In May, Isabel’s letters had been so mournful that Pound even suggested briefly that he would return home in June. Then he heard – somewhat, one suspects, to his relief – that he had been turned down for a fellowship at the University of Pennsylvania. He would not return for now, he decided, but promised to look for a job in Europe. There was something, he said mysteriously, that he would know about in September. By mid-July he appeared to have decided that, whatever the outcome of the September mystery, he would stay in Europe until the next spring at least, but would let his parents know in September whether he would return in 1912 or not. Pound’s primary motivation for remaining in Europe was almost certainly his desire to re-enter the congenial world of the London literati rather than go back to what he saw as the barren and philistine wastes of America. But if affairs of the heart, now that both H.D. and Dorothy would be in Europe, played any part in his decision, he may have been influenced by the fact that Olivia seemed to be relenting slightly: Dorothy was told she might write to Pound to thank him for her copy of Canzoni – she forbore to mention to Olivia that she had already done so – and Pound was allowed to reply. In his letter he assured her he would soon bring her the Cavalcanti proofs to read; he had at last, it seemed, decided to return to England.
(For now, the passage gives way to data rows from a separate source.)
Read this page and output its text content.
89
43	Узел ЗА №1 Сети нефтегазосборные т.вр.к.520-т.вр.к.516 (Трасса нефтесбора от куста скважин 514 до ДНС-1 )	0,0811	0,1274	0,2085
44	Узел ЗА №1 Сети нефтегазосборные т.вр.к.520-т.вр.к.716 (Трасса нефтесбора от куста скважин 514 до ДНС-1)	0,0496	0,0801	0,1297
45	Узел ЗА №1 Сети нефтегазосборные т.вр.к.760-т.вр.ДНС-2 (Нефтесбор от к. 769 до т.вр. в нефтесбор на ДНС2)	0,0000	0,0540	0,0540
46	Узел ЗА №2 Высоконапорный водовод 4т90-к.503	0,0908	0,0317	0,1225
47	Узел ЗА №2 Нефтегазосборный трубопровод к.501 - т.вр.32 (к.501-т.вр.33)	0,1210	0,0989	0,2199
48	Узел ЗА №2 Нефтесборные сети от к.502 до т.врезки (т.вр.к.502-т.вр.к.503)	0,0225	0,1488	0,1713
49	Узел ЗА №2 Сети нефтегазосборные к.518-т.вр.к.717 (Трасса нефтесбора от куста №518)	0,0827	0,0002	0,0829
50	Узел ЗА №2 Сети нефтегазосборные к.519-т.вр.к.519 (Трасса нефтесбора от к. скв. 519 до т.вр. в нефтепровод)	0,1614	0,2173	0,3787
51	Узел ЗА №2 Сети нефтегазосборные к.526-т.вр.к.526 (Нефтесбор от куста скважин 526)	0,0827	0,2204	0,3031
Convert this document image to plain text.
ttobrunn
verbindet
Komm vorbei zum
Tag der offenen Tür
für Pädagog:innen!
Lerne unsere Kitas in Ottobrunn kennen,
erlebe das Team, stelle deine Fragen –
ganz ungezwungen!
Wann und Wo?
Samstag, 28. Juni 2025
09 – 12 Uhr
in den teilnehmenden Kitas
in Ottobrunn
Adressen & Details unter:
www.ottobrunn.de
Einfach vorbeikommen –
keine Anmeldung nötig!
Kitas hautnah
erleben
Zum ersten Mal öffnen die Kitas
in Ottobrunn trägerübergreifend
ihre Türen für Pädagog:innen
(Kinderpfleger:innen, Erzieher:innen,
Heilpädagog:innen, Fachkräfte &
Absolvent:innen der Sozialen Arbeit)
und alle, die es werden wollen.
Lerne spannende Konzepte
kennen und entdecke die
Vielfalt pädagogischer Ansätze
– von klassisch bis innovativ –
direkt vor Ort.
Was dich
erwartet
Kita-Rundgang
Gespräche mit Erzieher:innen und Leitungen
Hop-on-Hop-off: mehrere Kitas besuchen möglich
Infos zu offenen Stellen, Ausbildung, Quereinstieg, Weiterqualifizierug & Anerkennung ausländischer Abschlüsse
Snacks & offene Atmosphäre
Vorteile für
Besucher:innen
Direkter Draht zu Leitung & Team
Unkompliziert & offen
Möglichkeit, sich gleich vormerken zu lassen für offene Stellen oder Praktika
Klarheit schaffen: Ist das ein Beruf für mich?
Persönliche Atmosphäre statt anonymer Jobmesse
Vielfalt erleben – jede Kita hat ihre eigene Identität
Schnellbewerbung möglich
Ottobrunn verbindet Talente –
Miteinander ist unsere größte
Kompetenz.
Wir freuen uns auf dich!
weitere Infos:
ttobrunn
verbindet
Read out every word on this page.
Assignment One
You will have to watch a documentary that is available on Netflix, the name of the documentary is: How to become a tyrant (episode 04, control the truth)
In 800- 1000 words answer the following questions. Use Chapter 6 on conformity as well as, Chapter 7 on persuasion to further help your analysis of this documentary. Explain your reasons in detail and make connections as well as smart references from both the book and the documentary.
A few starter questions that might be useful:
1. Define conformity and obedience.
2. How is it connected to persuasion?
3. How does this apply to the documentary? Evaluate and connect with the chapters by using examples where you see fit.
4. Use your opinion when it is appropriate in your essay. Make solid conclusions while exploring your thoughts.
But not yet; for now, he retreated once more to Sirmione. Williams’ brother Edgar, the architect, came to stay with him, and they travelled together round some of the cities of northern Italy, including Verona. They went together to Pound’s beloved San Zeno, and Edgar pointed out to Pound the signature of the mason on one of the columns, saying, ‘how the hell do you expect us to get any buildings when we have to order our columns by the gross’, a comment quoted twice by Pound in the Cantos to illustrate the falling away of the modern world from the artistic integrity of the past.188 Architecture was still the only one of the visual arts in which Pound was as yet seriously interested, and he thoroughly enjoyed Edgar’s company. He went on to Milan, apparently now by himself, to look up an Arnaut Daniel manuscript that had music included. He wrote excitedly to his father that he had ‘had a delightful morning in the Ambrosiana, found a mss of Arnaut with musical notation that accords exactly with my theories of how his music should be written, which same very comforting’. In a letter a few days earlier, Pound had responded rather stiffly to an enquiry from his parents about H.D.: ‘Hilda is I believe spending the summer some where in Tourraine’.189 His parents, and possibly H.D. herself, had apparently thought that Pound would be anxious to see her once she arrived. Pound makes no comment. He was now planning to leave Italy, but still not in the first instance for London, where he could see Dorothy, or for Paris, where he could have seen H.D. He was off, somewhat reluctantly, to Giessen, a small town a little north of Frankfurt, on a tributary of the Rhine, to join Ford as his secretary. Whether he went out of friendship for Ford, perhaps flattered by his insistent desire for his company, or because he was prevaricating one last month, one can only guess. A few days after Pound had left Sirmione, H.D. arrived in France.